Canada’s commitment to Indigenous Peoples
As we walk the road of reconciliation together, the federal government remains strongly committed to creating economic opportunities for Indigenous businesses and communities. They play a vital role in the Northern economy across all three territories – Nunavut, Northwest Territories and Yukon.
Larry Bagnell, parliamentary secretary to Mélanie Joly, minister of economic development and official languages and minister responsible for CanNor, announced an investment of nearly $5 million in support of Indigenous projects across the territories.
The funding supports 11 initiatives led by Indigenous communities, businesses and organizations in Nunavut, Northwest Territories and Yukon. It will create good, local jobs in Indigenous communities, most notably by helping to study the socio-economic impacts of the Nunavut commercial fishing industry, by promoting Indigenous business growth and expansion, by investing in capacity building and key economic infrastructure, and by supporting the reclamation and remediation of Giant Mine.

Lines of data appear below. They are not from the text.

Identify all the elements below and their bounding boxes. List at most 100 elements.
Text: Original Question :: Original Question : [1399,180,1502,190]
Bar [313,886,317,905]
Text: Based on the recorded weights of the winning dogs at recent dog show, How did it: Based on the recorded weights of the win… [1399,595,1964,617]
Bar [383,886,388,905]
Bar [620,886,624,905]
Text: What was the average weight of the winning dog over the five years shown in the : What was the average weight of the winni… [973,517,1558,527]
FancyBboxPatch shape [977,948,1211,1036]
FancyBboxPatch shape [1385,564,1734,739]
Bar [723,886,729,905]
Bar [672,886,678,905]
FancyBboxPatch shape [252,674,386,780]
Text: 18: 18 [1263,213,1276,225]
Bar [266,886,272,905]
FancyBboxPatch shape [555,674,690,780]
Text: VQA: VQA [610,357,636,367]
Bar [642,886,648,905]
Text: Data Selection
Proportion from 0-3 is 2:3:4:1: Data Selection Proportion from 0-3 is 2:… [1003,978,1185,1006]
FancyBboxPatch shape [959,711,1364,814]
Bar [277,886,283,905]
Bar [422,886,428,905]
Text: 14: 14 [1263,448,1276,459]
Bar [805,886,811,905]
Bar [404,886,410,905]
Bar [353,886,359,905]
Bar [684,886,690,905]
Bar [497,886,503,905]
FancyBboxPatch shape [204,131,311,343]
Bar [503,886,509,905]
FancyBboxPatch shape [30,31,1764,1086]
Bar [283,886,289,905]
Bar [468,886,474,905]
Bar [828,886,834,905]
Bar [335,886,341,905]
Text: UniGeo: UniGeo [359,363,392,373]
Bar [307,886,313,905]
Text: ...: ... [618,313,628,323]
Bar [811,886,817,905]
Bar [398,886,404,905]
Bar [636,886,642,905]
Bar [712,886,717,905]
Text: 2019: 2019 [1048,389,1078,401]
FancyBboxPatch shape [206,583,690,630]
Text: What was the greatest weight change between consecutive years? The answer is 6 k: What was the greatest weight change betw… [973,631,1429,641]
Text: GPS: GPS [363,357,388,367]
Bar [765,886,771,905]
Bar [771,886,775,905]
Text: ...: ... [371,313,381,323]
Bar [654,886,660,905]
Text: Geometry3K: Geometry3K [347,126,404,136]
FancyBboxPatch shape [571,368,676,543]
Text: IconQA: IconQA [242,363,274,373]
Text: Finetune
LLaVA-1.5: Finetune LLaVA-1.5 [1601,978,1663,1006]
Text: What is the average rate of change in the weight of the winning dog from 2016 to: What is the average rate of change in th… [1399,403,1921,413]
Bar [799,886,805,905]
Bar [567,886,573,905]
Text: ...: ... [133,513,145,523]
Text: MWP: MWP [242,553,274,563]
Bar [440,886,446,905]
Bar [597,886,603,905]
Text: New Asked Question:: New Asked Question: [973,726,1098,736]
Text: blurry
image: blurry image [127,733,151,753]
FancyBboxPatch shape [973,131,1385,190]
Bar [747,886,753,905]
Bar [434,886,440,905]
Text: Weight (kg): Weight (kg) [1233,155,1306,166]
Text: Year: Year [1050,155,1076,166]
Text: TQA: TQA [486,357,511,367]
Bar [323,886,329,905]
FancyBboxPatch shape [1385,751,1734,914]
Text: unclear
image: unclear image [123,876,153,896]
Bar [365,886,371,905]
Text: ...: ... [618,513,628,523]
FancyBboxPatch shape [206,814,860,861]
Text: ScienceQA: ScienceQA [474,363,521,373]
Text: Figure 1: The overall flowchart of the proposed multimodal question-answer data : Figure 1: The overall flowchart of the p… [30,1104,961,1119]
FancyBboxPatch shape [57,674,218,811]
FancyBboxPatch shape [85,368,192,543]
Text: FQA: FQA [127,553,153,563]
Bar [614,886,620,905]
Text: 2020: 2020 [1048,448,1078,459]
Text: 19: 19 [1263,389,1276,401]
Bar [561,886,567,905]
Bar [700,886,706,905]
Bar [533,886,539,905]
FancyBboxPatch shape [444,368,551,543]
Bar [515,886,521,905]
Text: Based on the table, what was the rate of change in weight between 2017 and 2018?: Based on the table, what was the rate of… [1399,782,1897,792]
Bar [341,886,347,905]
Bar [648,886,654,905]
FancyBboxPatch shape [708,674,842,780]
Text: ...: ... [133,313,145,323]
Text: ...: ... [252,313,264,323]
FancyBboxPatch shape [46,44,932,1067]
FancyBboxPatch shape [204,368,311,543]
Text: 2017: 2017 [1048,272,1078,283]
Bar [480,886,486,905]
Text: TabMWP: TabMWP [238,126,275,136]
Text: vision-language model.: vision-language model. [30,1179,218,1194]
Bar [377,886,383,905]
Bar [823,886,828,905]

François-Philippe Champagne, minister of foreign affairs, Karina Gould, minister of international development, and Mary Ng, minister of small business, export promotion and international trade, said in a statement:
“Likewise, Canada’s inclusive approach to trade ensures Indigenous peoples and entrepreneurs can fully participate in and benefit from the opportunities created from international trade. That is why we established the trade-focused Indigenous Working Group, we include provisions and protections for Indigenous peoples in free trade agreements, and we offer specialized services and support for Indigenous business owners, including through the Trade Commissioner Service.
“International Day of the World’s Indigenous Peoples, we celebrate the extraordinary richness and resilience of Indigenous traditions, cultures, values, and communities of the estimated 476 million Indigenous peoples worldwide. We acknowledge Indigenous peoples’ right to participate—and to be heard—in global, regional, and local decision making. A more just, peaceful and prosperous world cannot be achieved without the meaningful participation of Indigenous peoples.”